Aquella acción de la recién conocida causó un sentimiento en Sydney que era poco usual en ella. Los celos invadieron su cuerpo y los sintió como una recarga de energía negativa que empezó en su cerebro y se expandió por doquier antes que pudiese controlarlo. ¡¿Por qué Brooklyn brindaba con Sarah y no con ella?! ¿Acaso Sarah compartía disfraz con ella? Es más, el disfraz de Sarah era pésimo y básico, habiéndose disfrazado de diabla con una diadema barata y unas alas que parecían más de pollo.
—¡Brinda conmigo! —exclamó entonces, tomando el primer vaso de alcohol que encontró en la mesa frente al sofá.
—¿Al fin te decidiste? —preguntó Sarah.
Brooklyn la observó con cara de extrañeza y ella lo noto, por lo que intentó suavizar todo con una sonrisa. Los vasos de ambas se encontraron y algunas gotas volaron, pero cuando Sydney ya tenía el vaso cerca de su boca, se detuvo un segundo. Aquel alcohol olía a demonios y sólo eso ya le causaba náuseas, pero por nada del mundo dejaría que Sarah, con su linda piel y su hermoso cabello, se robara toda la atención de Brooklyn.
Sydney apretó los ojos y bebió tan rápido como pudo, pero cuando ya no hubo más alcohol, sus papilas gustativas hicieron lo suyo. Aquello sabía tan agrio, fuerte y asqueroso al mismo tiempo que no lo soportó. Las arcadas no tardaron en aparecer, sumadas a un inquietante ardor en el esófago que no se detenía.
—¡Esto sabe inmundo! —chilló ante la risa incontrolable de sus acompañantes, las cuales la observaban como a un conejillo de indias en un laboratorio.
—Ya aprenderás a tolerarlo —aseguró Sarah con desdén —, y luego de eso puede que hasta te guste.
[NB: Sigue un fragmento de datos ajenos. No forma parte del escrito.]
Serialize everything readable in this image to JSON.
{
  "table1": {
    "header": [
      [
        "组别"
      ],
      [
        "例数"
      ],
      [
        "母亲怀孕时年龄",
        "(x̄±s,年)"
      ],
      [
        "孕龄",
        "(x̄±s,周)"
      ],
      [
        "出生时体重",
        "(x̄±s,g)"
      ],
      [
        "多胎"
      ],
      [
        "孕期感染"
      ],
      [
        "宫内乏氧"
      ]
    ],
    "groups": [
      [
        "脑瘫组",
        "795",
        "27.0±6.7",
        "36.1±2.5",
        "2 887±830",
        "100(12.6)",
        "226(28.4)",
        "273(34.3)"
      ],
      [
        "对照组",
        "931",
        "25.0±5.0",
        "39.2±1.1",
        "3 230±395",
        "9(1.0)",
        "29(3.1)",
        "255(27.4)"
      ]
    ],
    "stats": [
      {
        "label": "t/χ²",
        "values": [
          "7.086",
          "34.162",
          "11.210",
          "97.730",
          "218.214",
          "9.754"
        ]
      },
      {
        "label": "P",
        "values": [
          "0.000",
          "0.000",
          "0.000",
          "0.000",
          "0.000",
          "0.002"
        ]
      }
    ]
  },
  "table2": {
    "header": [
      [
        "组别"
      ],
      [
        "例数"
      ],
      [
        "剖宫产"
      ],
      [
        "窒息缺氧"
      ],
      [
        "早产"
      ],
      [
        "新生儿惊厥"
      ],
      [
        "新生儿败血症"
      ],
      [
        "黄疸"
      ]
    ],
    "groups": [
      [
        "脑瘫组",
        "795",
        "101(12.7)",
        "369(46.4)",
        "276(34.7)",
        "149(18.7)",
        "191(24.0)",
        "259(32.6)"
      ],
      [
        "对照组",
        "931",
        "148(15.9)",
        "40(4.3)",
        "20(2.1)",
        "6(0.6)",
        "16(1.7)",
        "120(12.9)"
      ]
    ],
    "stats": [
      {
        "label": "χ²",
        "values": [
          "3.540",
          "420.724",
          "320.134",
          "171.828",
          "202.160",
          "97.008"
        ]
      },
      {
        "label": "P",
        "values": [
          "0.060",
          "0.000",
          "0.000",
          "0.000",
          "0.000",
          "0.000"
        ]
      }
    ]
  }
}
Todos empezamos igual...
—No lo creo —contradijo Brooklyn —. No conoces a Syd, pero no es del tipo que cae en vicios. Mírala, es la definición de la perfección en persona. Primero lloverá hacia arriba antes que ella sea fanática del alcohol.
Aquellas palabras calmaron sus celos. Brooklyn la conocía tan bien como para saber que el alcohol jamás se convertiría en algo recurrente en su vida. Además, la había defendido ante las palabras de Sarah, lo que quería decir que seguía de su lado y la prefería.
Sin embargo, Sydney sí fue muy consciente de que el alcohol podría llegar a constituir un problema para su amiga en el futuro. Pero aquella noche no era para preocuparse. Era su primera fiesta en la casa de alguien e intentaría disfrutarla lo más posible, manteniendo los límites, por supuesto.